123 双方の遺言Ⅰ
翌日――――
デミトロフとエミリーは、第三図書館を訪れていた。
「質問いいだろうか?」
デミトロフは、右手をエミリーに問う。
「何でしょう?」
「俺の勘違いだったら教えてくれ」
「はい」
「俺の隣にいるのは幻だろうか?」
「そうですね。あなたがそういうのならそうなんでしょう」
デミトロフは、右隣にいる人物を指す。
「第二の質問。そいつは俺の見たことのある奴と似ているんだが、どこかで見たことがあるか?」
「そうですね。あなたが見たことがあるのならあるのでしょう」
「第三の質問。

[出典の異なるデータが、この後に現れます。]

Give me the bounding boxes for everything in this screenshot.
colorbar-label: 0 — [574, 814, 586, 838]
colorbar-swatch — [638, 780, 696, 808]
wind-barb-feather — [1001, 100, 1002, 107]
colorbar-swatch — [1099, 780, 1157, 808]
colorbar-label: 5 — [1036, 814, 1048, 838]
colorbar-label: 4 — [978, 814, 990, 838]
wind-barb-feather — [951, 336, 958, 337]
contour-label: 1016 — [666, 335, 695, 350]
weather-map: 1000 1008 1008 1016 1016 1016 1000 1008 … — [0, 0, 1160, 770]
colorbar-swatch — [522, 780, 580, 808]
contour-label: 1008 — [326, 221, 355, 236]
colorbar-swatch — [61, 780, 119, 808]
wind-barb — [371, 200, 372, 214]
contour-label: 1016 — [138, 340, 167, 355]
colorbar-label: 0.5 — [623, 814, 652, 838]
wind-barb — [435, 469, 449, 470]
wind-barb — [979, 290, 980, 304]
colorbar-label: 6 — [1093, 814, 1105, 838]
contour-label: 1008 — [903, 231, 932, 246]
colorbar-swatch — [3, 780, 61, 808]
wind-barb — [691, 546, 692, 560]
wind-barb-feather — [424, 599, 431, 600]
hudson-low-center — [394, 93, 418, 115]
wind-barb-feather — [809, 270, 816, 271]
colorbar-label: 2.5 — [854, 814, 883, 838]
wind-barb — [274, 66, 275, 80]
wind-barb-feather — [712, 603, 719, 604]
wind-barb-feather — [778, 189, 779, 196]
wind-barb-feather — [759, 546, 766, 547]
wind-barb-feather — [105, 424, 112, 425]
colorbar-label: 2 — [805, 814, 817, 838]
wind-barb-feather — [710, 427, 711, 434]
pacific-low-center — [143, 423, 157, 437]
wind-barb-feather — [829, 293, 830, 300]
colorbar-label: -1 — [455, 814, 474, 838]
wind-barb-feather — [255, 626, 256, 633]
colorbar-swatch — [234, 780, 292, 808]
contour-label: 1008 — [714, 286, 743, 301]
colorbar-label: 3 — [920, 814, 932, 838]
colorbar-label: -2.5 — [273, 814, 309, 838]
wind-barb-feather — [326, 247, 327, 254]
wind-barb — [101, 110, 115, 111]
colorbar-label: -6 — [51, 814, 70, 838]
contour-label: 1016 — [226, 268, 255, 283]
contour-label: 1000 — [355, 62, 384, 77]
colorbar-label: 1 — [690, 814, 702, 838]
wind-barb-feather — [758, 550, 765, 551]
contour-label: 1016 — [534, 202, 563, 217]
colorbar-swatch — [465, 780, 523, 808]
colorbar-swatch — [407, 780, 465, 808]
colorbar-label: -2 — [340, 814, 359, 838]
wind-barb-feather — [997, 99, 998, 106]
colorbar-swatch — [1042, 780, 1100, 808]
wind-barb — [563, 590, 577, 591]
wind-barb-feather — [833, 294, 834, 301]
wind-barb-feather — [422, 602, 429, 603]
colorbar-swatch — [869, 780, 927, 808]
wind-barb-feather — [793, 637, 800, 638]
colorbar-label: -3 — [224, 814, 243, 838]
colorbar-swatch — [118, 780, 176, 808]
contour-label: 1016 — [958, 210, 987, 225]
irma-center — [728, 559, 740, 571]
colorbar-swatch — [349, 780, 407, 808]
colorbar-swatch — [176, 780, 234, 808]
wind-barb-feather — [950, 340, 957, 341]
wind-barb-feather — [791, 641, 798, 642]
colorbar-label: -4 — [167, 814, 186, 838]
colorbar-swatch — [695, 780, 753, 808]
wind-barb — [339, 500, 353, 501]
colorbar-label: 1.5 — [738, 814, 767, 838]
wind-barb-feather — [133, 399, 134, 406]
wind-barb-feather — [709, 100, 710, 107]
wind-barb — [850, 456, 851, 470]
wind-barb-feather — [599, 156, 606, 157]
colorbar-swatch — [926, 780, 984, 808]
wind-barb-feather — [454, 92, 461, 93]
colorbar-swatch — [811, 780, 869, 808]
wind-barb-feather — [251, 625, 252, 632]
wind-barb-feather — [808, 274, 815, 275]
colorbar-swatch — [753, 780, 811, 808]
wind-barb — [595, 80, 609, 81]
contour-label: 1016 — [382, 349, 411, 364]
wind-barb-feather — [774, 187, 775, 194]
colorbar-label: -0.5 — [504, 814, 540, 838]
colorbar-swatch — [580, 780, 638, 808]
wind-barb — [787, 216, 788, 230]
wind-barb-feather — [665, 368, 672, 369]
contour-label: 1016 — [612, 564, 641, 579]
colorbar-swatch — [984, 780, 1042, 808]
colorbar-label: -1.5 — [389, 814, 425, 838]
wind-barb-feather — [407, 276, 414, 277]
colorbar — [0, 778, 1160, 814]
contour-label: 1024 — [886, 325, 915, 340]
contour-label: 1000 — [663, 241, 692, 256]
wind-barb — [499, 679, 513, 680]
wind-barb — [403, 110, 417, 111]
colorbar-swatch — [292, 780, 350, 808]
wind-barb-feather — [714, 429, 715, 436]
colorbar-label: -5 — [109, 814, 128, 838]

そいつは現在、物凄く面白そうにニヤニヤしているんだが……」
「気のせいですよ」
「最後に……どうして貴様がここにいるんだぁあああああああああああ‼」
デミトロフは、大声を上げて、隣に平然といるハウロックに言った。
今日は、エミリーに頼んで色々と理由を付け加えて訓練を休んでいる。
だが、そこにイレギュラーが発生したのだ。
それがハウロックである。
なぜ、こんな所にハウロックがいるのか分からない。
「なぜって、俺はそこにいるお前の侍女に呼ばれたんだよ」
ハウロックは答える。
「エミリィイイイイイイ?」
デミトロフは、エミリーを睨みつける。
「仕方ないですよ。これは錬金術と魔法なんですから、あなただけで解読できる保証はないですよ」
「ぐっ……」
デミトロフは返す言葉が無い。
「じゃあ、行きましょうか。誰かに気づかれると厄介ですしね」
エミリーはさっさと図書館の中へと歩いていく。